The ultimate goal is to support the simultaneous creation of both intra- and inter-regional economic and societal value through reconceiving products and markets, redefining productivity in the value chain, and building supportive industry clusters.
In practical terms, this means that Creating Shared Value will help integrate poor and low-income communities into the leading companies’ value chains. In doing so, it will increase income levels, improve living standards and create a competitive value chain and long term economic value for all participants.
Shared Value thinking will also drive new relationships between key players in the supply value chain in addressing social issues. Already, leading businesses worldwide are accelerating their efforts to apply innovation to solve societal development challenges and de-risk their value chains from increasing limitations on resource use and carbon emissions.
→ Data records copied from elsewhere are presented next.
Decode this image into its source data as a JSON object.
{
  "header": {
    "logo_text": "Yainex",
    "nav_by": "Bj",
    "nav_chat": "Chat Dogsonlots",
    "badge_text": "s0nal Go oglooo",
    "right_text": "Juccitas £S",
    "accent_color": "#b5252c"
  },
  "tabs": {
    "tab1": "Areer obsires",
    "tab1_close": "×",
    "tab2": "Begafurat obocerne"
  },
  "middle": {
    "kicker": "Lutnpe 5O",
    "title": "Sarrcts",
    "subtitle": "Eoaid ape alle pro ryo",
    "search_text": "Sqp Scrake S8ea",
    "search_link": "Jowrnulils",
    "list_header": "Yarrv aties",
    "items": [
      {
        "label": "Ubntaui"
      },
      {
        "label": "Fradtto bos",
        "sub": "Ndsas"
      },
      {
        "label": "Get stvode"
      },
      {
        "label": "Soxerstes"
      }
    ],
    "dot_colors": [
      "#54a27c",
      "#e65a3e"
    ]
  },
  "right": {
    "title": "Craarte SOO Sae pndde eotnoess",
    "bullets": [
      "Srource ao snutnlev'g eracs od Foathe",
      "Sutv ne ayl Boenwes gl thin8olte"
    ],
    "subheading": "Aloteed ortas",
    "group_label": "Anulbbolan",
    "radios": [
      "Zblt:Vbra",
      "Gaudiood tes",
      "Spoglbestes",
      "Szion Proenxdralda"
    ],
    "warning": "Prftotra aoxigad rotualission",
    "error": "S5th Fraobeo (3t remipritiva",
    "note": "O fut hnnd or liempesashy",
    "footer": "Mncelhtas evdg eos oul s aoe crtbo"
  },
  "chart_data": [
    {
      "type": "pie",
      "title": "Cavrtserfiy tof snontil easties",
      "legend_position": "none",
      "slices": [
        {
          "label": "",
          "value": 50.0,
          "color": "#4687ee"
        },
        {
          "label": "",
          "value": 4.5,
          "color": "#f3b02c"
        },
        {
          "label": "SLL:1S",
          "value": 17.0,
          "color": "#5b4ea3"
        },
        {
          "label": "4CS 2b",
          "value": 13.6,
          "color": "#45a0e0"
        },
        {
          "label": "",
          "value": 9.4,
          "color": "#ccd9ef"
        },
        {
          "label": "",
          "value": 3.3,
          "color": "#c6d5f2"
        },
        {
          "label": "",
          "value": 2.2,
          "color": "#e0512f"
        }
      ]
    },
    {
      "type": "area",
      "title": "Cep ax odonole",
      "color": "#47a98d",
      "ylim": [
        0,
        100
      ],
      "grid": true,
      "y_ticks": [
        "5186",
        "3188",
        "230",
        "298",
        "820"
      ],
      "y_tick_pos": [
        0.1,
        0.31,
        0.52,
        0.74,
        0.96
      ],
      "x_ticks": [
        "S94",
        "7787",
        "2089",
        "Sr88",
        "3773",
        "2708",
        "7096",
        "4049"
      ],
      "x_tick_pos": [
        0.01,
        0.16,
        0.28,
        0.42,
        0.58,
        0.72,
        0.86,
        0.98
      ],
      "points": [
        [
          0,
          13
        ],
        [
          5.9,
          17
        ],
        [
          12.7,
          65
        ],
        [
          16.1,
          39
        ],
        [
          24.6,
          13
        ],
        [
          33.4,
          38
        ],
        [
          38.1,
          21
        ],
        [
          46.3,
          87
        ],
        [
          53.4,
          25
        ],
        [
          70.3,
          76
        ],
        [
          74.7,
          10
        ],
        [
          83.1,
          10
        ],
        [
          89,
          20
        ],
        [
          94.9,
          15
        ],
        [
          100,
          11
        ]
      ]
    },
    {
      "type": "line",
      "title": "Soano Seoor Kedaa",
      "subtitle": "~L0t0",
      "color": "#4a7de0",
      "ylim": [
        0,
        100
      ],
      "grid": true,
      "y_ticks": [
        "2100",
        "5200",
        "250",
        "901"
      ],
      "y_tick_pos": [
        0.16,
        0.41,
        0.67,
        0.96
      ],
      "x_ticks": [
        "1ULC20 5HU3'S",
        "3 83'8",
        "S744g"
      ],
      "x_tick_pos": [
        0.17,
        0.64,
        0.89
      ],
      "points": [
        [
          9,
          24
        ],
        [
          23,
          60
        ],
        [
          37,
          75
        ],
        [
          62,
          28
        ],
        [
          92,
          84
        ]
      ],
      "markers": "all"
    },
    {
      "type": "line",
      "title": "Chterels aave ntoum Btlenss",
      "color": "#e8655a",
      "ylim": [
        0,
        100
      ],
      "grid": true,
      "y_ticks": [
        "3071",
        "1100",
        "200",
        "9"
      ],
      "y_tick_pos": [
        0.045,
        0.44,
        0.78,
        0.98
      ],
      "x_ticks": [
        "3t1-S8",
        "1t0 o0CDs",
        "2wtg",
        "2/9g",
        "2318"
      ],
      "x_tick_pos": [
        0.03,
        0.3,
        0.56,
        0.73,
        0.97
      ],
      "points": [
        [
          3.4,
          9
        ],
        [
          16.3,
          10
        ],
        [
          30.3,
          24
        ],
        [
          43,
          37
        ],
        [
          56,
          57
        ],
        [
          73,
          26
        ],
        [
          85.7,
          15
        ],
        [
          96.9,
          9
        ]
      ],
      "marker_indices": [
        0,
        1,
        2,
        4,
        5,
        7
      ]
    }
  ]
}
By adding a shared value dimension to continental value chains, AfCFTA not only raises the bar for economic value creation but also leverages the inherent potential of Shared Value to identify new needs, open up new markets, and enable new value chain configurations.
As pointed out by Mark R. Kramer and Marc W. Pfitzer in their Harvard Business Review article on The Ecosystem of Shared Value: “Companies that pursue shared value and engage in collective-impact efforts recognise that their long-term profitability depends on a healthy society. They aim their strategies at achieving social outcomes that mesh with public priorities, such as the UN’s Sustainable Development Goals.”
Yes, the potential of AfCFTA – to reshape markets across the continent and broaden economic inclusion – is indeed enormous and the numbers bandied about are impressive. Even more so now, considering that pandemic-induced output losses in Africa last year are pegged at $79 billion, according to the World Bank.
In the final instance, however, expectations must be tempered with realism. Market integration is a process that started on 1 January 2021 and one that necessitates significant policy reforms and trade facilitation measures to be put in place.
Similarly, before either regional or continental value chains can be implemented, optimally designed regional policies, particularly around the ‘rules of origin’ for key product groups, must first be agreed and put in place – a process that will take time.
The road ahead will not be without obstacles and challenges, and no one makes light of the gigantic efforts that will be required to reduce trade costs and, simultaneously, create an efficient, continent-wide market.
For now, the only message to the world is that Africa is committed to a single, integrated market. As of 16 January, 35 of 55 countries have ratified the free trade agreement and 54 have signed the Free Trade Area agreement, which culminated in a commercially meaningful start of trading on January 1, 2021.
In the words of South Africa’s president Cyril Ramaphosa: “The African Continental Free Trade Area will fundamentally change the economic fortunes of our continent. I call on the entrepreneurs of our nation to seize the abundant opportunities that this historic development will present to explore new markets and build new partnerships.”